Unfortunately, in the case of most corporate failures, it is the moral compass of directors and chief executives that takes firms off course, and 'morality cannot be legislated' (Martin Luther King Jr. - emphasis added). Moreover, in corporate failure, an obsession with compliance often acts as a decoy for damaging phenomena or behaviours which go unnoticed until too late (Stead & Smallman, 1999).

Developing process theoretic and methodological approaches (Mohr, 1982) from a non-agency perspective is more challenging. However, we argue it offers a route to a rich understanding of behaviours (Corley, 2005; Huse, 2005; Pye & Pettigrew, 2005; Roberts, McNulty & Stiles, 2005), particularly in the context of business failures with their complex socio-technical aetiology (Stead & Smallman, 1999; Weick & Sutcliffe, 2001). There is a clear need for a 'behaviorally plausible, decision-centred' theory of governance, perhaps building on a recent call to develop a Neo-Carnegie theory of the firm (Gavetti, Levinthal & Ocasio, 2007), but one which accommodates the effects of directors' 'desires, emotions and knowledge' on boardroom behaviour.

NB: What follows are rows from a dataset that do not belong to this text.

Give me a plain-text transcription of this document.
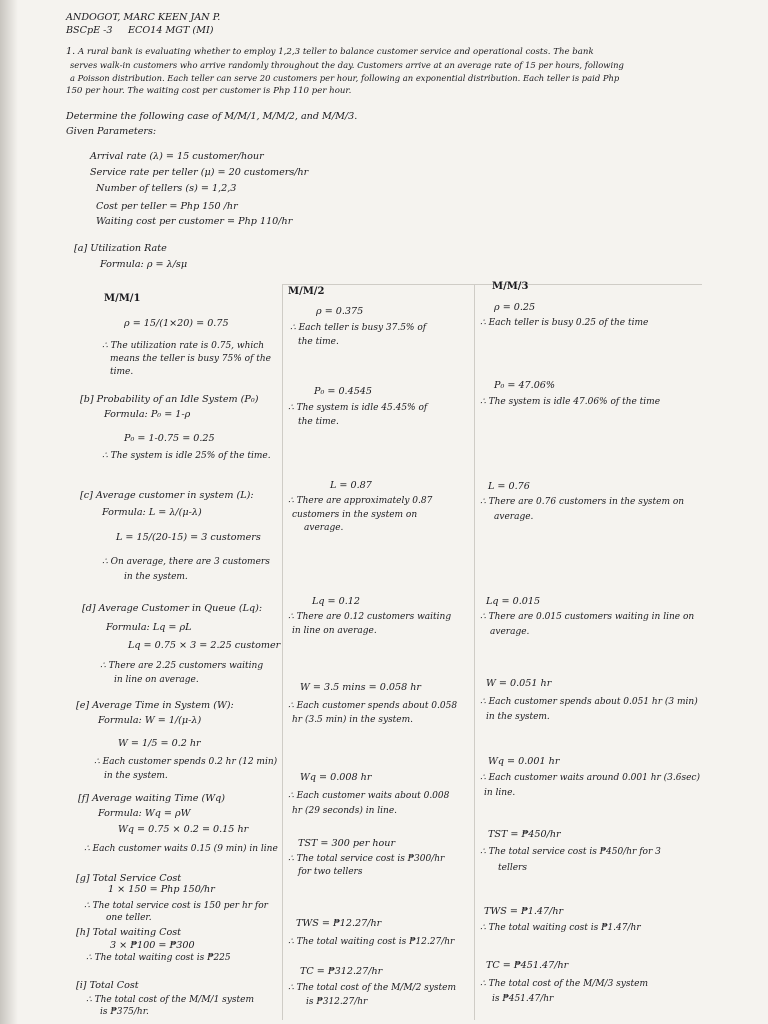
ANDOGOT, MARC KEEN JAN P.
BSCpE -3 ECO14 MGT (MI)
1. A rural bank is evaluating whether to employ 1,2,3 teller to balance customer service and operational costs. The bank
serves walk-in customers who arrive randomly throughout the day. Customers arrive at an average rate of 15 per hours, following
a Poisson distribution. Each teller can serve 20 customers per hour, following an exponential distribution. Each teller is paid Php
150 per hour. The waiting cost per customer is Php 110 per hour.
Determine the following case of M/M/1, M/M/2, and M/M/3.
Given Parameters:
Arrival rate (λ) = 15 customer/hour
Service rate per teller (μ) = 20 customers/hr
Number of tellers (s) = 1,2,3
Cost per teller = Php 150 /hr
Waiting cost per customer = Php 110/hr
[a] Utilization Rate
Formula: ρ = λ/sμ
M/M/1
M/M/2	M/M/3
ρ = 15/(1×20) = 0.75
∴ The utilization rate is 0.75, which
means the teller is busy 75% of the
time.
ρ = 0.375
∴ Each teller is busy 37.5% of
the time.
ρ = 0.25
∴ Each teller is busy 0.25 of the time
[b] Probability of an Idle System (P₀)
Formula: P₀ = 1-ρ
P₀ = 1-0.75 = 0.25
∴ The system is idle 25% of the time.
P₀ = 0.4545
∴ The system is idle 45.45% of
the time.
P₀ = 47.06%
∴ The system is idle 47.06% of the time
[c] Average customer in system (L):
Formula: L = λ/(μ-λ)
L = 15/(20-15) = 3 customers
∴ On average, there are 3 customers
in the system.
L = 0.87
∴ There are approximately 0.87
customers in the system on
average.
L = 0.76
∴ There are 0.76 customers in the system on
average.
[d] Average Customer in Queue (Lq):
Formula: Lq = ρL
Lq = 0.75 × 3 = 2.25 customer
∴ There are 2.25 customers waiting
in line on average.
Lq = 0.12
∴ There are 0.12 customers waiting
in line on average.
Lq = 0.015
∴ There are 0.015 customers waiting in line on
average.
[e] Average Time in System (W):
Formula: W = 1/(μ-λ)
W = 1/5 = 0.2 hr
∴ Each customer spends 0.2 hr (12 min)
in the system.
W = 3.5 mins = 0.058 hr
∴ Each customer spends about 0.058
hr (3.5 min) in the system.
W = 0.051 hr
∴ Each customer spends about 0.051 hr (3 min)
in the system.
[f] Average waiting Time (Wq)
Formula: Wq = ρW
Wq = 0.75 × 0.2 = 0.15 hr
∴ Each customer waits 0.15 (9 min) in line
Wq = 0.008 hr
∴ Each customer waits about 0.008
hr (29 seconds) in line.
Wq = 0.001 hr
∴ Each customer waits around 0.001 hr (3.6sec)
in line.
[g] Total Service Cost
1 × 150 = Php 150/hr
∴ The total service cost is 150 per hr for
one teller.
TST = 300 per hour
∴ The total service cost is ₱300/hr
for two tellers
TST = ₱450/hr
∴ The total service cost is ₱450/hr for 3
tellers
[h] Total waiting Cost
3 × ₱100 = ₱300
∴ The total waiting cost is ₱225
TWS = ₱12.27/hr
∴ The total waiting cost is ₱12.27/hr
TWS = ₱1.47/hr
∴ The total waiting cost is ₱1.47/hr
[i] Total Cost
∴ The total cost of the M/M/1 system
is ₱375/hr.
TC = ₱312.27/hr
∴ The total cost of the M/M/2 system
is ₱312.27/hr
TC = ₱451.47/hr
∴ The total cost of the M/M/3 system
is ₱451.47/hr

It was frustration with the apparent lack of in-depth process studies of governance that was the genesis of this Special Issue, which seeks to contribute to and widen the understanding of the research process and practice of corporate governance, and its practical application in today's organizations, whether for-profit, non-profit, governmental or others. The rich variety of theory, methods and findings that are presented in this issue successfully delve more deeply into the boardroom and provide fascinating insights on management and organizations for the benefit of scholars, educators, students, practitioners, policy-makers and consultants.